Lesson 4: Face Your Fears by Connecting with Something Bigger Than You. One of the most profound personal interactions we had during the program was the time we spent talking with Carol Realini, CEO of Obopay. Carol is a rare breed in Silicon Valley, she has raised $200M+ in venture money and has successfully exited two companies. Despite all her accomplishments she was remarkably human and transparent with us about the ups and downs of entrepreneurship. I would highly recommend that anyone looking to raise VC money review “Carol’s Laws” and follow them closely.
One key anecdote that Carol shared was the story about how she became fearless. It wasn’t fearless in the Incredible Hulk kind of way, it was fearlessness driven by care and concern for others. In fact she said she got the strength to press forward and ask for ridiculous sums of money in a time where there were even fewer women leading tech companies because she felt empowered by the 50 people working for her- at the end of the day she knew they were counting on her and she couldn’t let them down.
- Bottom Line: All entrepreneurs need to be resilient and fearless, but becoming fearless, sometimes can require being motivated by something bigger than you.
Lesson 5: Think Big or Go Home! VC’s fund big ideas. Make sure you are clear on what type of company you want to build and critic your “idea” consistently always asking if it is BIG enough. If you have a great idea, think, “How can I think bigger?” For example, Kahnoodle is primarily targeted for couples, but I can already see instances where it can be used as a tool to help maintain the health of all types of relationships whether it be staying in touch with your parents or influential colleagues in your professional network. Not everyone is interested in starting a company that will grow to the scale needed for VC funding. That’s personal preference – just be sure you are honest with yourself upfront.
- Bottom Line: It’s okay to start small, but always, always think BIG!
Lastly, I want to say a big THANK YOU to the entire Women 2.0 Team and Mentors including: Baat, Bernadette, Resmi, BRV (Jay and John), Jenny, Mike, Hiten, Christina, Megan and special shout out to Shaherose for putting this transformational experience together!

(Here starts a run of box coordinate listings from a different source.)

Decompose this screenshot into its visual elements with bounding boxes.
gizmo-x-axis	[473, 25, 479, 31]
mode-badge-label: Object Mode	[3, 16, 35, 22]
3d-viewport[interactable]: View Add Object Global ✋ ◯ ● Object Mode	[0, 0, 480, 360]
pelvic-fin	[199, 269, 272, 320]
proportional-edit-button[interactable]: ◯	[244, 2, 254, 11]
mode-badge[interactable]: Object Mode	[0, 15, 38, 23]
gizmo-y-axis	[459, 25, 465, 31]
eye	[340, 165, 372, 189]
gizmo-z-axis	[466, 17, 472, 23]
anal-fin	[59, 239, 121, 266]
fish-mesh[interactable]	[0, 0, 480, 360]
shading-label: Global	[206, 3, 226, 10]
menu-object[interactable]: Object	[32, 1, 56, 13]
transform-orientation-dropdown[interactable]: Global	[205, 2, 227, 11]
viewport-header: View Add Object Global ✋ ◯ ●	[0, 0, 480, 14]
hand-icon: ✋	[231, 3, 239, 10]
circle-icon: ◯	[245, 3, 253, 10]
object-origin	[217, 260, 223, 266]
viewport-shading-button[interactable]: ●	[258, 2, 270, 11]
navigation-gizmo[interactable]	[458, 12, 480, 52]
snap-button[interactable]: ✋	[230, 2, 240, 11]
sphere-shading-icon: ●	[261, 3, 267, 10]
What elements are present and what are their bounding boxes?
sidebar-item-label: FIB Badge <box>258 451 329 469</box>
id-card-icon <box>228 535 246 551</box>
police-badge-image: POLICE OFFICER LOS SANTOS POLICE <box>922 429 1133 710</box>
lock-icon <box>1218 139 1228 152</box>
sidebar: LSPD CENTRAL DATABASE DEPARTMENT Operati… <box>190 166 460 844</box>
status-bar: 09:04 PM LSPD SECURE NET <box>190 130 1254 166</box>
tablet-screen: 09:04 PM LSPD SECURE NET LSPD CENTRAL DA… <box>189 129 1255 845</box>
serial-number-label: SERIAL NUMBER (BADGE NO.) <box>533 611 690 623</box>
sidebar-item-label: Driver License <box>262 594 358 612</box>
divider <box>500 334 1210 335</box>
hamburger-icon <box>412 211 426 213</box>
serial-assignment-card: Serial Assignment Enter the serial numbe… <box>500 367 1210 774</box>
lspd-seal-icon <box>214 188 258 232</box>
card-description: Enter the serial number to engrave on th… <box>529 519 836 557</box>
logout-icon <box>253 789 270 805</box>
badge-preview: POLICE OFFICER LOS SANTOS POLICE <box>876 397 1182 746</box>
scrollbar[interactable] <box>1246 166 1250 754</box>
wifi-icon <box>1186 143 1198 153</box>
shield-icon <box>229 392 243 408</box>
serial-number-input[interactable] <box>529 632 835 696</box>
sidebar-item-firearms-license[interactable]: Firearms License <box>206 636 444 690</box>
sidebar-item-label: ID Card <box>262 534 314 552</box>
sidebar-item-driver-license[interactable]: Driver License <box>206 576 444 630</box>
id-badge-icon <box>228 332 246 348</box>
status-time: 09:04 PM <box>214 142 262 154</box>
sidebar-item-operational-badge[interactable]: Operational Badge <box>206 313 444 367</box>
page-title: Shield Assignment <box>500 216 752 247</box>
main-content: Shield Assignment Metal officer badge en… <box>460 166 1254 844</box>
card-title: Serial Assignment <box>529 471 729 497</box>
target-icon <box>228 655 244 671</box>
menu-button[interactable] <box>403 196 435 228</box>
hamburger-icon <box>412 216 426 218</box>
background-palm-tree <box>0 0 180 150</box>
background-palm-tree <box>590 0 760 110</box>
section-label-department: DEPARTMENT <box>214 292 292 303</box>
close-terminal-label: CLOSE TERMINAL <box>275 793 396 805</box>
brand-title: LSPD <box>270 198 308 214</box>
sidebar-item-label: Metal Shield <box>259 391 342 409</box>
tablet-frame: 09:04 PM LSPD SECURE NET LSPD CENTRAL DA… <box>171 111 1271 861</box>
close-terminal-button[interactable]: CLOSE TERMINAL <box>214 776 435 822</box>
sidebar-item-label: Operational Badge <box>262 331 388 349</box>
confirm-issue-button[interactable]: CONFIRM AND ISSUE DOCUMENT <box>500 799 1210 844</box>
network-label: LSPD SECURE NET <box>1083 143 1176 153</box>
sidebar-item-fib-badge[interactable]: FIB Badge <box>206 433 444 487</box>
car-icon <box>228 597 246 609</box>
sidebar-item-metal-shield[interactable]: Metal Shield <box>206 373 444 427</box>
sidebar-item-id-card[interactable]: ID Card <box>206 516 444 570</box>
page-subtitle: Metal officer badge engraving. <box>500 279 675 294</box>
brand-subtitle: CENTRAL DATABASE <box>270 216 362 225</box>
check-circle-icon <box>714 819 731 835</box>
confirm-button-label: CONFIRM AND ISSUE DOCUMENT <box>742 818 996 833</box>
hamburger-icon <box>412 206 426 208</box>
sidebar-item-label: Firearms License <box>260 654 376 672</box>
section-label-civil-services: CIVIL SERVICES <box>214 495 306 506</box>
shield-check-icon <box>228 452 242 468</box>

About the guest blogger: Zuhairah is a seasoned business professional with a decade of corporate experience. Currently she serves as a co-founder and Principal at Be Media LLC, a strategic media consultancy and social innovation lab that operates at the intersection of creativity and business and a Director of TruthAids.org. Previously, she was the Director of Business Development for Europe’s largest local search and review company. Prior to that she was the youngest Regional Vice President at a real estate private equity firm with $20B in AUM. She has held various positions at MTV, Booz, Allen & Hamilton, and Goldman Sachs and won several accolades including being named one of Washington DC’s Top 35 Under 35. She is the founder of The Billion Dollar Girls Club, a financial empowerment platform for women and The Goodness, a DailyCandy-like newsletter for the socially conscious crowd. Zuhairah also writes for NBC’s TheGrio.com where she covers stories related to business and personal finance. Zuhairah holds a B.A. from UCLA and a JD/MBA from Harvard University. If she hadn't pursued her graduate studies, she would have been the fourth member of Destiny Child.